CVE-2013-3906

Name of the Vulnerable Software and Affected Versions Microsoft Windows Vista SP2 Microsoft Windows Server 2008 SP2 Microsoft Office 2003 SP3 Microsoft Office 2007 SP3 Microsoft Office 2010 SP1 and SP2 Microsoft Office Compatibility Pack SP3 Microsoft Lync 2010, 2010 Attendee, 2013, and Basic 2013

Description A remote code execution issue exists in the way affected Microsoft components handle specially crafted TIFF files. This could allow remote attackers to execute arbitrary code via a crafted TIFF image, as demonstrated by an image in a Word document. The issue has been exploited in the wild. An attacker who successfully exploits this issue could take complete control of an affected system, allowing them to install programs, view, change, or delete data, or create new accounts with full administrative rights.

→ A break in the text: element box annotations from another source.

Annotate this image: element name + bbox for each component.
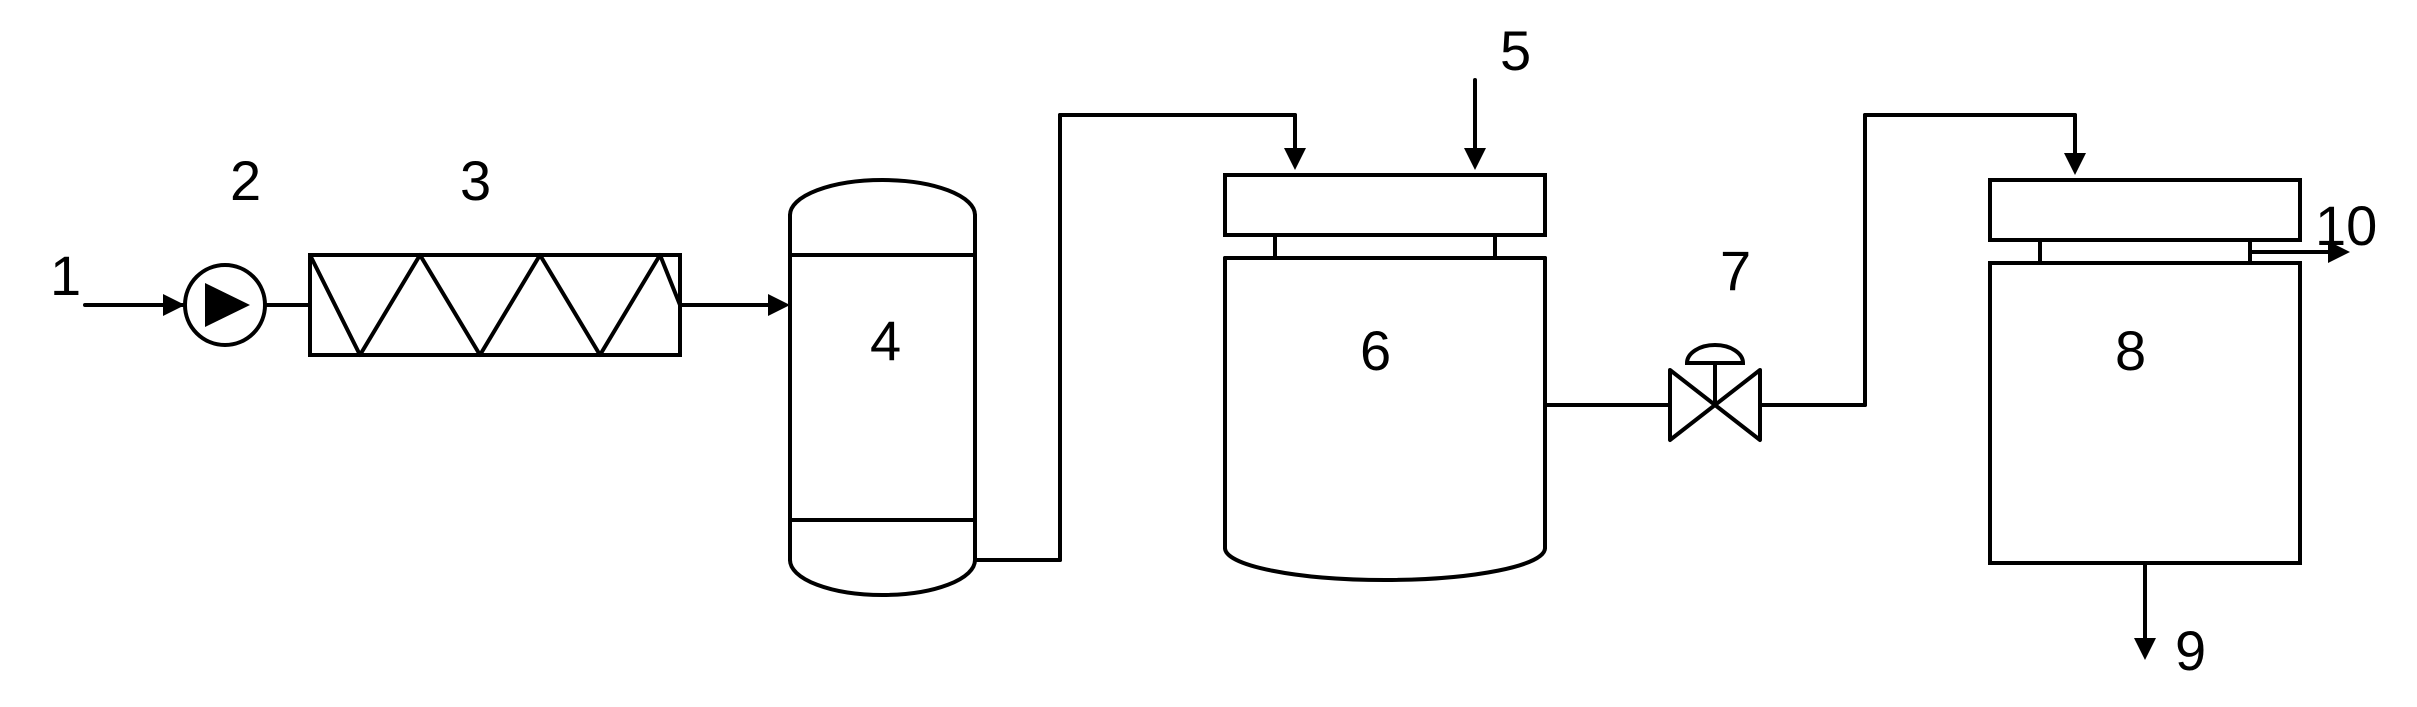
- label-l10: 10: [2315, 194, 2377, 257]
- label-l8: 8: [2115, 319, 2146, 382]
- pump-triangle-icon: [205, 283, 250, 327]
- heat-exchanger-coil-icon: [310, 255, 680, 355]
- heat-exchanger-box: [310, 255, 680, 355]
- arrowhead-icon: [2134, 638, 2156, 660]
- label-l4: 4: [870, 309, 901, 372]
- process-flow-diagram: 1 2 3 4 5 6 7 8 9 10: [0, 0, 2417, 707]
- label-l1: 1: [50, 244, 81, 307]
- label-l5: 5: [1500, 19, 1531, 82]
- tank4-top-dome: [790, 180, 975, 215]
- tank4-bottom-dome: [790, 560, 975, 595]
- vessel8-body: [1990, 263, 2300, 563]
- vessel6-bottom-dome: [1225, 548, 1545, 580]
- vessel6-header: [1225, 175, 1545, 235]
- label-l6: 6: [1360, 319, 1391, 382]
- label-l7: 7: [1720, 239, 1751, 302]
- vessel8-header: [1990, 180, 2300, 240]
- label-l2: 2: [230, 149, 261, 212]
- label-l9: 9: [2175, 619, 2206, 682]
- valve-actuator-icon: [1687, 345, 1743, 363]
- label-l3: 3: [460, 149, 491, 212]
- arrowhead-icon: [163, 294, 185, 316]
- arrowhead-icon: [1284, 148, 1306, 170]
- arrowhead-icon: [768, 294, 790, 316]
- arrowhead-icon: [2064, 153, 2086, 175]
- arrowhead-icon: [1464, 148, 1486, 170]
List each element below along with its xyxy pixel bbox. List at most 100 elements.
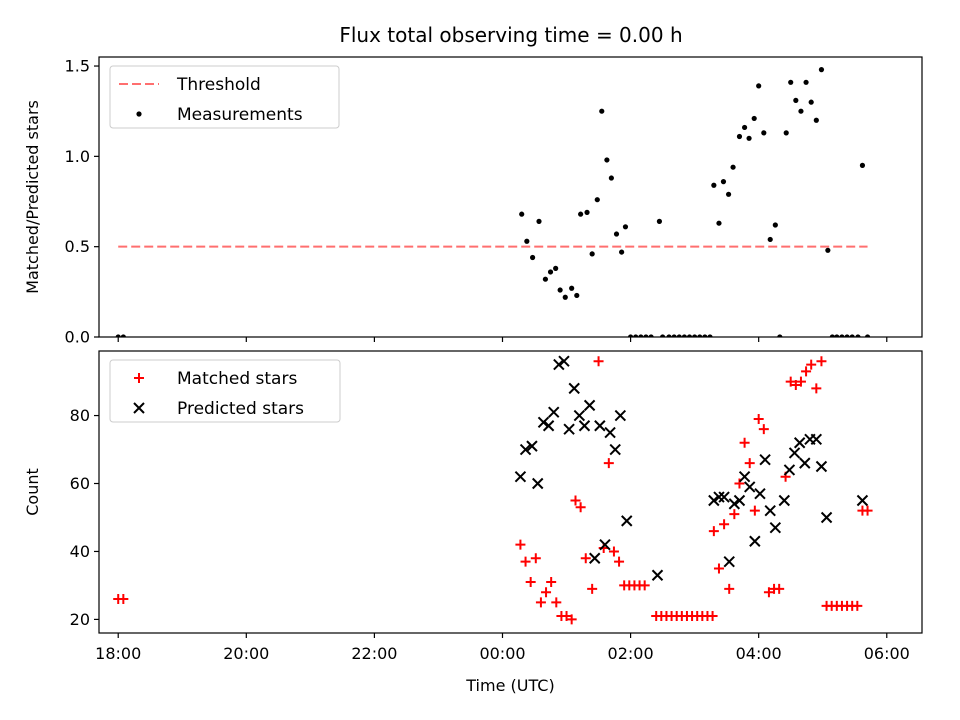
measurement-point (536, 218, 542, 224)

Recommendations For Microsoft Windows Vista SP2, update to a newer version that contains a fix for this issue. For Microsoft Windows Server 2008 SP2, update to a newer version that contains a fix for this issue. For Microsoft Office 2003 SP3, 2007 SP3, and 2010 SP1 and SP2, update to a newer version that contains a fix for this issue. For Microsoft Office Compatibility Pack SP3, update to a newer version that contains a fix for this issue. For Microsoft Lync 2010, 2010 Attendee, 2013, and Basic 2013, update to a newer version that contains a fix for this issue. As a temporary workaround, consider avoiding the use of TIFF files from untrusted sources until a patch is available.